We estimate that Manchester United’s player costs last season would have been nearly £60 million higher were it not for their academy, such were the performance levels and costs of Marcus Rashford, Scott McTominay, and Mason Greenwood in particular.

Leicester and Tottenham are different examples

Adjusting for overall cost bases, both Tottenham Hotspur and Leicester City rank well too, though in different ways. Harry Kane accounts for roughly 75 per cent of Spurs’ £44 million in savings last season; we estimate that a player of his level would cost the club over £100 million in transfer fees and £14 million a year in wages. One year of Harry Kane performance pays for the academy several years over.
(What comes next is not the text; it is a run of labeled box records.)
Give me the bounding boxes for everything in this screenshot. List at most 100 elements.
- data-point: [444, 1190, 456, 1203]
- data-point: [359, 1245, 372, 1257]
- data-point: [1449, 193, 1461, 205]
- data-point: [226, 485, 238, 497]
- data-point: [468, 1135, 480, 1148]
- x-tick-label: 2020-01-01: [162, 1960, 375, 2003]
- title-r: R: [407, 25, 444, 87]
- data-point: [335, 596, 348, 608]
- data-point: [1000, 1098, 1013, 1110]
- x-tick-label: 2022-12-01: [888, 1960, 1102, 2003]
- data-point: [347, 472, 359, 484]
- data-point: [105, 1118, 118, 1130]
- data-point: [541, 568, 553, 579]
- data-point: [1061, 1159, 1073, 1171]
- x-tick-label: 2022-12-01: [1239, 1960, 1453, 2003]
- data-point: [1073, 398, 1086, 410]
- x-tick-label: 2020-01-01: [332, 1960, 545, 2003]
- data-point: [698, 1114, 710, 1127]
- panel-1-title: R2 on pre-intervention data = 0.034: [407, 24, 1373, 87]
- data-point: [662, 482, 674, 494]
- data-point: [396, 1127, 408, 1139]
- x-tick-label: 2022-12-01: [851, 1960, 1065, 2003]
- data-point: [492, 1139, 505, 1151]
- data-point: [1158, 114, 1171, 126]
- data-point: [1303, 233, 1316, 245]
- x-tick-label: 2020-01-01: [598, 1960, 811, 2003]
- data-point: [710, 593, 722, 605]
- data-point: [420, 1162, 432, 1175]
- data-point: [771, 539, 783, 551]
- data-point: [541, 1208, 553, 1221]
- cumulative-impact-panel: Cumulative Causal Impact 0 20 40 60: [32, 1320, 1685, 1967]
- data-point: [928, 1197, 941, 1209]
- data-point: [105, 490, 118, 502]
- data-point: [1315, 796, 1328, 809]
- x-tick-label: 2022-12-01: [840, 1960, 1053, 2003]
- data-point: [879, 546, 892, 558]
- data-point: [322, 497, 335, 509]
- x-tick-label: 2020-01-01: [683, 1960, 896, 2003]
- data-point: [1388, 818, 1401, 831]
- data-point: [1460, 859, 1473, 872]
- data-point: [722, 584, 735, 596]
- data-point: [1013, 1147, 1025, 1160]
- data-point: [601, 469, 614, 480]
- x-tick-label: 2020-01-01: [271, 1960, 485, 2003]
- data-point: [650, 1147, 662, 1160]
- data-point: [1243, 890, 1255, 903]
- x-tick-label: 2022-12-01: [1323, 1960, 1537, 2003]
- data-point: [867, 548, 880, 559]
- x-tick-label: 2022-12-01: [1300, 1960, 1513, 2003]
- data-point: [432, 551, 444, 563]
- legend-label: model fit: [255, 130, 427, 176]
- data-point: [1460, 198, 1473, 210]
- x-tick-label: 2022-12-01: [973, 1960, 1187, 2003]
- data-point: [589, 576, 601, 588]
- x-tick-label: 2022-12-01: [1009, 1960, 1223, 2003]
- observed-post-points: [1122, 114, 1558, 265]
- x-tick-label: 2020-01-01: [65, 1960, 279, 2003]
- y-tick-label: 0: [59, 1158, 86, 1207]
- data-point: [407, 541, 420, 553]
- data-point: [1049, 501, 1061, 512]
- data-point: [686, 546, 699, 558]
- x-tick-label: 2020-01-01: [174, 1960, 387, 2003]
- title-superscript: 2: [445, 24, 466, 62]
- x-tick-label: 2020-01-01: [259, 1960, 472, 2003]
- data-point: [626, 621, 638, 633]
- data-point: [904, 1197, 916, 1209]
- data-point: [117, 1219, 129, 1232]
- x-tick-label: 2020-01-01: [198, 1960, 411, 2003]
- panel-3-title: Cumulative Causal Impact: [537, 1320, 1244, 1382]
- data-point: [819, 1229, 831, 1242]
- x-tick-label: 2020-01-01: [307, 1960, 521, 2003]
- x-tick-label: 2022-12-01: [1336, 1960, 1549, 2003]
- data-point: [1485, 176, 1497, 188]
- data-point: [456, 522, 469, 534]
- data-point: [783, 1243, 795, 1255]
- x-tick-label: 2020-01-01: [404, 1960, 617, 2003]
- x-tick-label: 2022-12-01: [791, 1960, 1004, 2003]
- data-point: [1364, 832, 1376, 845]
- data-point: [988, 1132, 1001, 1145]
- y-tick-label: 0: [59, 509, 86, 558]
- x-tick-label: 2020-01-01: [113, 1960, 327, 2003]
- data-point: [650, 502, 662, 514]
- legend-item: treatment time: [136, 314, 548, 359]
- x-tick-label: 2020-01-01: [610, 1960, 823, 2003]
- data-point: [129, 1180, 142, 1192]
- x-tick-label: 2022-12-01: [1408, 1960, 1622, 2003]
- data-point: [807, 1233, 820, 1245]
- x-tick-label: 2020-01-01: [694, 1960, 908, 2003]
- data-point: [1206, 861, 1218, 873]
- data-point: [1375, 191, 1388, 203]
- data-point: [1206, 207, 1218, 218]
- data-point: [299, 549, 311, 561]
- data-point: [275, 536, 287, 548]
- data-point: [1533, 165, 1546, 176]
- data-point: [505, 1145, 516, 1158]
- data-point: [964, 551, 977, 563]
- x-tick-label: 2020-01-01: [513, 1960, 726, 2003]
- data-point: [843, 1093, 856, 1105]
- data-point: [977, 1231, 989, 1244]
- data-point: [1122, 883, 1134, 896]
Leicester City meanwhile spread their £20 million in academy savings across four players: Ben Chillwell, Harvey Barnes, Hamza Choudhury, and Luke Thomas. In 2020/21 their savings will fall with Chillwell’s sale, though clearly this is more than compensated for with the reported £45 million transfer fee – combining these figures allows a club to get a holistic view on their total academy ROI for the year.

Razor-focused on understanding return on investment

Southampton, meanwhile, continued their balance of having academy players contributing significantly in their first team – most notably James Ward-Prowse – while also generating revenue from player sales. The club will always attract headlines for the fees it has and will receive for its homegrown talent, but it would be remiss to overlook the huge value those players have added to the club on the field over the years.

For the next few years at least, clubs will be razor-focused on understanding return on investment, and even before Covid no area of a club caused more debate about ROI than its academy. Our collective obsession with transfer fees means we will always tend to be drawn into narratives about academy productivity from a pure, tangible monetary perspective.

But as we know, players aren’t simply assets to be traded, and some of the most important academy players may never sell for a fee. The smartest clubs are therefore finding ways to quantify this, and as a result will be able to realise even greater benefits from their youth setup.